= Socola Mică Church =

Orthodox church in Iași, Romania

The Socola Mică Church (Biserica Socola Mică) is a Romanian Orthodox church located at 9 Socola Lane in Iași, Romania. It is dedicated to the Nativity of Mary, Athanasius of Alexandria and Cyril of Alexandria.

After the seminary at Socola Monastery opened and the church became a students' chapel, local residents decided to build a new church. The church was blessed in 1809, as can be read from an inscription on a small reliquary placed in the altar; a date of 1812 has also been proposed. The ktitor was the boyar Țânașa (Atanasie) Gosan, whose name gave rise to the church's second dedication. He also willed an annuity of 20 lei for candles and oil. The first parishioners were grape growers. Significant repairs were carried out in 1838. Its local significance grew when the Socola Monastery church underwent repairs, leaving it the only functioning place of worship in the area.

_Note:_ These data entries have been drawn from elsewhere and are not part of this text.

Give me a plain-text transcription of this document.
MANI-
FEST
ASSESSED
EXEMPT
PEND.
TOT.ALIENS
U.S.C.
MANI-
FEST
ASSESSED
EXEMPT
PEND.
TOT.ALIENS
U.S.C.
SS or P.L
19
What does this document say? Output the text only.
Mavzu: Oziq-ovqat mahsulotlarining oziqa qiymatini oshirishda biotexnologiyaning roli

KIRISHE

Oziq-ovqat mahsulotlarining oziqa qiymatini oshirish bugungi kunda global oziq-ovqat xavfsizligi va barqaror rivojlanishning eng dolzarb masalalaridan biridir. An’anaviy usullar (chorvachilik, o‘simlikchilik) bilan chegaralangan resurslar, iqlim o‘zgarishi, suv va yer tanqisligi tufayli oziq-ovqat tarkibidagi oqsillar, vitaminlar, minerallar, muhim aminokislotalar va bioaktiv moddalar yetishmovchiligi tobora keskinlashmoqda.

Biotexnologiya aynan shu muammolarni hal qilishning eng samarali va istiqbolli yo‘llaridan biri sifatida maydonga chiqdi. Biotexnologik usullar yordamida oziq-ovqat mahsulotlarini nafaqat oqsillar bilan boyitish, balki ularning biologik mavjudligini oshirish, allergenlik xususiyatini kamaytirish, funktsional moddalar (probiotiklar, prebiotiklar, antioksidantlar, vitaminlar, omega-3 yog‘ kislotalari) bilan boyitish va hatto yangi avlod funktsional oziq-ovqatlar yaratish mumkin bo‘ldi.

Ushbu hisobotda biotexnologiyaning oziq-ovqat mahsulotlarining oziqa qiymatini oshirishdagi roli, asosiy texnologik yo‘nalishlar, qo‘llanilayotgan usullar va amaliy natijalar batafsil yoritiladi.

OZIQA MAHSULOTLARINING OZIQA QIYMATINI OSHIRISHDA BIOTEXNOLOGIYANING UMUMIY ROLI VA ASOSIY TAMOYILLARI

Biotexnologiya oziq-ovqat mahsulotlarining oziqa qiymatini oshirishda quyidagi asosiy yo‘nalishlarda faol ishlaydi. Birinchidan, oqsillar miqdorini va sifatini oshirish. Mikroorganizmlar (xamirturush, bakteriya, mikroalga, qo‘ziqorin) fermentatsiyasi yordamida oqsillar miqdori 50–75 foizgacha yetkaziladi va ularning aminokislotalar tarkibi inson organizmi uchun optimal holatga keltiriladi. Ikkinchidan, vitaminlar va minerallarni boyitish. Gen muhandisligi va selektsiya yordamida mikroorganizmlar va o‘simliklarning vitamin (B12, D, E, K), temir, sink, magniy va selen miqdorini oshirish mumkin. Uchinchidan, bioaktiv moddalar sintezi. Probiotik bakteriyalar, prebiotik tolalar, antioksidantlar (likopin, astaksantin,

Made of brick on a stone foundation, the church is small in size. It is trefoil in shape, with a foyer, vestibule, nave and altar. There are two symmetrical semicircular apses, each with a narrow arched window. Other windows ensure that light streams into the building. The outside walls are plastered and lack decoration; the roof is simple, in two sections. The interior walls are not painted. There is a hexagonal spire above the foyer, with a window on each face. Throughout, the ceilings are flat, made of varnished beams. The foyer and bell tower above the entrance were rebuilt in 1995. The church underwent restorations, including painting of the whole interior, from 2006 to 2012. The iconostasis features the relics of Saints Charalambos, Pantaleon, Cosmas, with Luke the Evangelist added later.

The church is listed as a historic monument by Romania's Ministry of Culture and Religious Affairs.